The religious bodies, at a press conference in Accra yesterday, bemoaned the devastating impacts of illegal mining and its associated negative health and socio-economic effects on the country.

They said that though they appreciated President Akufo-Addo’s efforts in ending the galamsey menace, more needed to be done to stop it, and this required drastic measures.

“We call for the immediate ban of all small-scale mining. We have taken notice that many groups and companies hide behind a legal licence to wreak havoc on the environment.  To that end, we call for an immediate ban of all forms of small-scale mining, whether licensed or not, until a workable and satisfactory road map has been established to ensure responsible mining in our country,” it stressed.

The council further gave an ultimatum to all metropolitan, municipal and district chief executives (MMDCEs) to ensure that all water bodies polluted due to illegal mining were cleaned by June 30, 2023, failure to comply with that may force them to resort to the court.

“We give an ultimatum to MMDCEs in the country to ensure that water bodies that have been polluted because of illegal mining activities within their sphere of governance are clean by June 30, 2023. The religious leaders in the country are ready to mobilise our legal teams to go to court on this matter and have MMDCEs who have allowed such menace in their jurisdiction to be removed from office,” part of the release stated.

According to the council, apart from the devastation caused by these illegal mining activities on forest resources, water and river bodies, chemicals used by these miners such as mercury, chlorine and cyanide have also led to increased cases of diseases such as cervical and uterus cancers, amongst others.

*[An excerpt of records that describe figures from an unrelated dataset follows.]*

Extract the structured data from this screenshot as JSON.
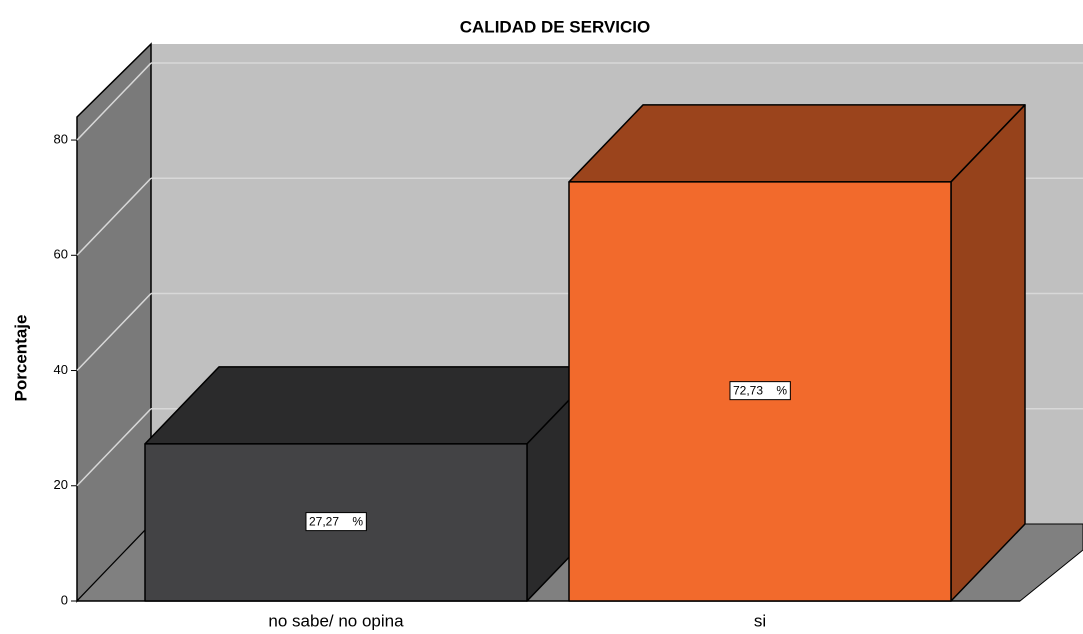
{
  "chart_data": {
    "type": "bar3d",
    "title": "CALIDAD DE SERVICIO",
    "y_label": "Porcentaje",
    "categories": [
      "no sabe/ no opina",
      "si"
    ],
    "values": [
      27.27,
      72.73
    ],
    "value_labels": [
      "27,27    %",
      "72,73    %"
    ],
    "colors": [
      "#434345",
      "#f26a2c"
    ],
    "ylim": [
      0,
      84
    ],
    "yticks": [
      0,
      20,
      40,
      60,
      80
    ],
    "grid": true
  }
}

“Our people are drinking dangerously polluted water (some of our mission hospitals are recording increased strange diseases. Some women are reportedly being treated for increased cases of cervical and uterus cancers, others, including men and children are being diagnosed with kidney diseases, the rate of stillbirths is on the high,” they said.

They also asked traditional leaders to desist from this illegality and use their authority to ban galamsey in their jurisdictions, to avoid further destruction of Ghana’s natural resources.

It noted, “As custodians of our lands and cultural heritage, they are spiritually bound to protect the lands inherited from their predecessors. Unfortunately, some traditional leaders are also responsible for allowing such ecological destructions in their jurisdictions.”

They, however, commended chiefs who have courageously resisted galamsey practices in their territories.

The religious bodies, who described the situation as an “environmental coup d’état” ever unleashed upon  the  nation,  admonished individuals, civil society, religious and traditional institutions and all other well-meaning Ghanaians, to stand up to the challenge and work to preserve Ghana’s environment from the menace of galamsey.